Les Bugatti sont, elles non plus, pas exemptes de faux, certains artisans argentins sont passés maîtres dans la reconstruction de belles Bugatti. Par contre, si vous désirez un expert qui reconnaîtra très rapidement si une voiture d’Ettore est une vraie ou une fausse, il habite Luxembourg, son coup d’œil est sans faille.
Les ex-works…
Les voitures de course et de rallye d’usine avec pédigrée, en anglais les « ex-works », sont également une proie de choix pour les faussaires. Imaginez-vous une Mini Cooper S des années 60 qui se traite à des niveaux de prix compris entre 20 et 30 000£, alors qu’une vraie « ex-works » se négociera à bien plus de 125 000£. Je me rappellerai toujours d’un coup de fil que j’ai reçu lorsque je cherchais une Lancien Fulvia HF de compétition, on m’en proposait une avant qu’elle ne soit mise officiellement en vente par une grande « auction house ». Elle avait apparemment couru aux 12 Heures de Sebring. Renseignements pris auprès de mes connaissances en Italie, il s’est avéré que cette HF n’avait pas participé dans la configuration actuelle à cette course, elle avait été remontée. Par contre, le prix lui était celui d’une voiture avec palmarès. Que serait-il advenu de cette voiture si je l’avais achetée ? Probablement que je pourrais, en me basant sur la documentation qui m’avait été fournie à l’époque, la vendre au moins trois fois plus cher !
Comment éviter les faux…
Pour terminer, nous aimerions partager avec vous quelques recommandations qui devraient vous permettre d’éviter le piège du faux dans le domaine de la voiture ancienne. Tout d’abord, effectuer une recherche approfondie, vérifier le nombre de modèles produits, relever les numéros du bloc moteur, du châssis, les signes particulier du modèle en question. Il s’agit de la connaissance du pédigrée et aller voir dans les registres des constructeurs est une précaution souvent utile. Ensuite, il est nécessaire de prendre contact avec de réels experts (par exemple ceux agrées par le TÜV allemand) qui connaissent sur le bout des doigts le modèle de vos convoitises. Les clubs de marque sont aussi souvent une source précieuse de renseignements. Il peut être utilise d’aller rechercher d’anciennes photos, ainsi que de la documentation, prendre son temps. Internet sera également une source très utile pour ce type de recherches.
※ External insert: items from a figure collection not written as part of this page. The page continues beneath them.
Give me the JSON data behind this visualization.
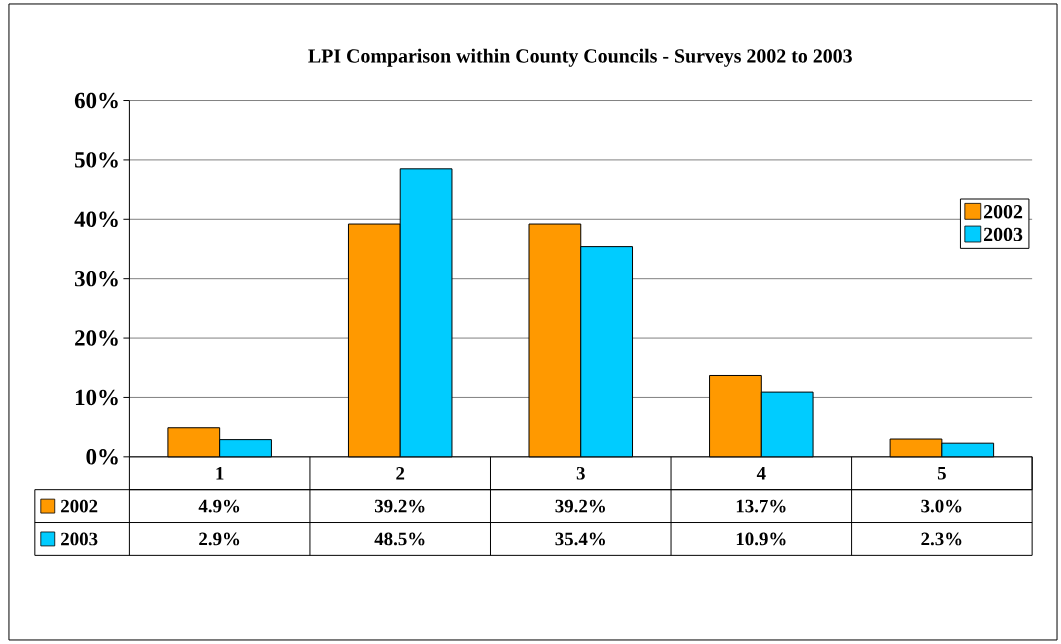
{
  "chart_data": {
    "type": "bar",
    "title": "LPI Comparison within County Councils - Surveys 2002 to 2003",
    "categories": [
      "1",
      "2",
      "3",
      "4",
      "5"
    ],
    "series": [
      {
        "name": "2002",
        "color": "#ff9900",
        "values": [
          4.9,
          39.2,
          39.2,
          13.7,
          3.0
        ],
        "value_labels": [
          "4.9%",
          "39.2%",
          "39.2%",
          "13.7%",
          "3.0%"
        ]
      },
      {
        "name": "2003",
        "color": "#00ccff",
        "values": [
          2.9,
          48.5,
          35.4,
          10.9,
          2.3
        ],
        "value_labels": [
          "2.9%",
          "48.5%",
          "35.4%",
          "10.9%",
          "2.3%"
        ]
      }
    ],
    "ylim": [
      0,
      60
    ],
    "yticks": [
      {
        "value": 0,
        "label": "0%"
      },
      {
        "value": 10,
        "label": "10%"
      },
      {
        "value": 20,
        "label": "20%"
      },
      {
        "value": 30,
        "label": "30%"
      },
      {
        "value": 40,
        "label": "40%"
      },
      {
        "value": 50,
        "label": "50%"
      },
      {
        "value": 60,
        "label": "60%"
      }
    ],
    "grid": "y",
    "legend": "right"
  }
}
Nous allions presque oublier de répondre à la question initiale, celle de la corrélation. Oui, il y a apparemment une corrélation entre la flambée des prix des voitures anciennes (plus de 140% de hausse depuis 2010 et encore plus si l’on examine le prix des Ferrari ou Porsche) et le nombre de faux. Et selon Bonhams, le marché des ventes aux enchères représenterait plus d’un milliard de $ par année. Apparemment, il y a peu d’engouement pour dénoncer les faussaires, tout le monde voulant probablement profiter d’une configuration de marché très porteur ! Si vous êtes victime de contrefaçons, nous ne saurions trop vous encourager à contacter le Federal Bureau of Investigation ou en Europe la police criminelle. Vous le feriez sans hésiter dans le domaine financier, alors pourquoi pas dans le domaine de la voiture ancienne.